Repulsion is a 1965 British psychological horror film directed by Roman Polanski, and starring Catherine Deneuve, Ian Hendry, John Fraser and Yvonne Furneaux. The screenplay is based on a scenario by Gérard Brach and Polanski, involving a young withdrawn woman who finds sexual advances repulsive and who, after she is left alone by her vacationing sister, becomes even more isolated and detached from reality. Shot in London, it is Polanski's first English-language film[2] and second feature-length production, following Knife in the Water (1962).

The film debuted at the 1965 Cannes Film Festival before receiving theatrical releases internationally.
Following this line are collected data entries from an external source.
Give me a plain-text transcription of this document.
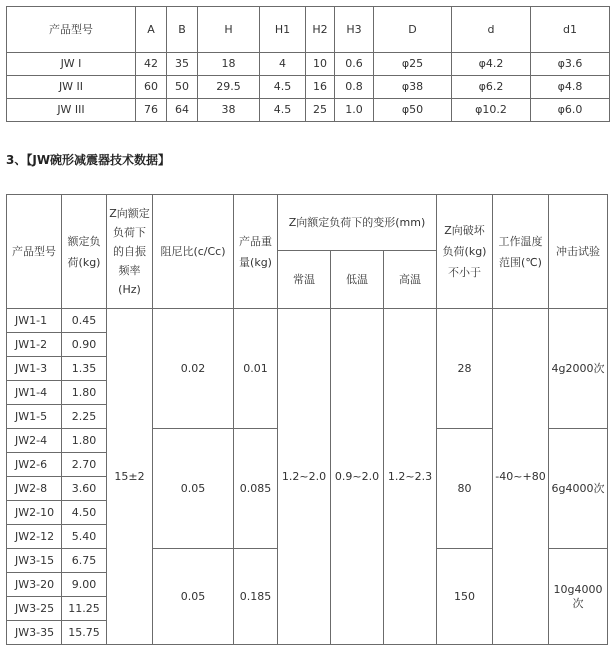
产品型号	A	B	H	H1	H2	H3	D	d	d1
JW I	42	35	18	4	10	0.6	φ25	φ4.2	φ3.6
JW II	60	50	29.5	4.5	16	0.8	φ38	φ6.2	φ4.8
JW III	76	64	38	4.5	25	1.0	φ50	φ10.2	φ6.0
3、【JW碗形减震器技术数据】
产品型号	额定负荷(kg)	Z向额定负荷下的自振频率(Hz)	阻尼比(c/Cc)	产品重量(kg)	Z向额定负荷下的变形(mm)			Z向破坏负荷(kg)不小于	工作温度范围(℃)	冲击试验
					常温	低温	高温			
JW1-1	0.45	15±2	0.02	0.01	1.2~2.0	0.9~2.0	1.2~2.3	28	-40~+80	4g2000次
JW1-2	0.90									
JW1-3	1.35									
JW1-4	1.80									
JW1-5	2.25									
JW2-4	1.80		0.05	0.085				80		6g4000次
JW2-6	2.70									
JW2-8	3.60									
JW2-10	4.50									
JW2-12	5.40									
JW3-15	6.75		0.05	0.185				150		10g4000次
JW3-20	9.00									
JW3-25	11.25									
JW3-35	15.75									
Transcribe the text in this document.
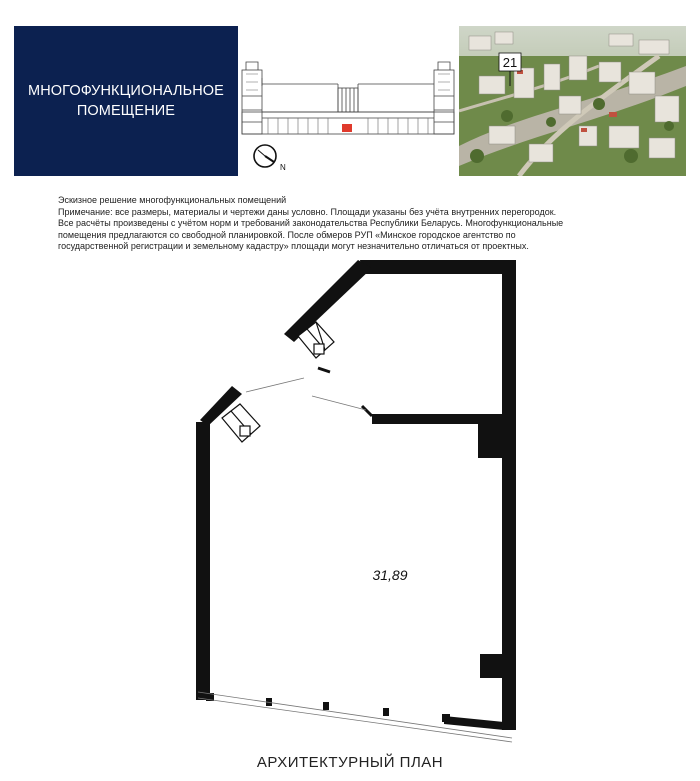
МНОГОФУНКЦИОНАЛЬНОЕ
ПОМЕЩЕНИЕ
N
21

Эскизное решение многофункциональных помещений

Примечание: все размеры, материалы и чертежи даны условно. Площади указаны без учёта внутренних перегородок.

Все расчёты произведены с учётом норм и требований законодательства Республики Беларусь. Многофункциональные

помещения предлагаются со свободной планировкой. После обмеров РУП «Минское городское агентство по

государственной регистрации и земельному кадастру» площади могут незначительно отличаться от проектных.

31,89
АРХИТЕКТУРНЫЙ ПЛАН
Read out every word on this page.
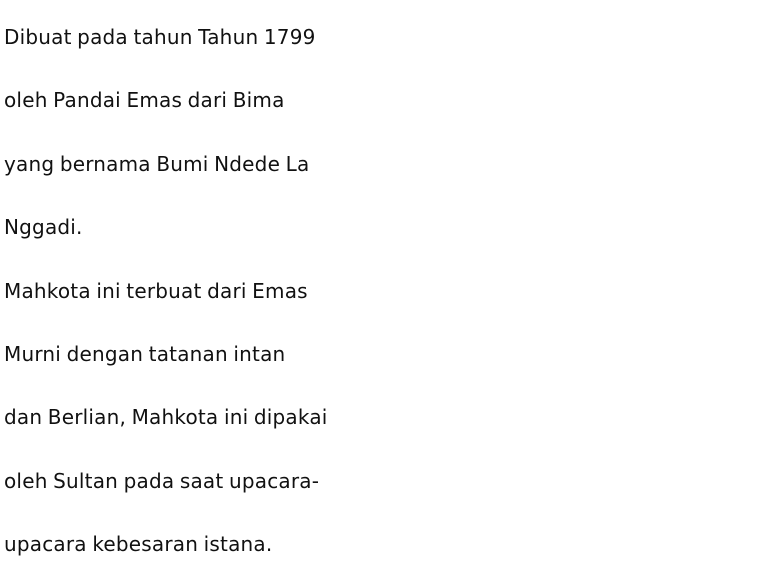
Dibuat pada tahun Tahun 1799
oleh Pandai Emas dari Bima
yang bernama Bumi Ndede La
Nggadi.
Mahkota ini terbuat dari Emas
Murni dengan tatanan intan
dan Berlian, Mahkota ini dipakai
oleh Sultan pada saat upacara-
upacara kebesaran istana.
Upon its release, Repulsion received considerable critical acclaim and currently is considered one of Polanski's greatest works.[3][4][5] The film was nominated for a BAFTA Award for Gilbert Taylor's cinematography.


Carol Ledoux (Catherine Deneuve), a Belgian manicurist, lives in Battersea, London, with her older sister Helen (Yvonne Furneaux). Carol practically sleepwalks through her days, and interacts awkwardly with men. A would-be suitor, Colin (John Fraser), is flummoxed by her behaviour and she rebuffs his advances, disgusted by them.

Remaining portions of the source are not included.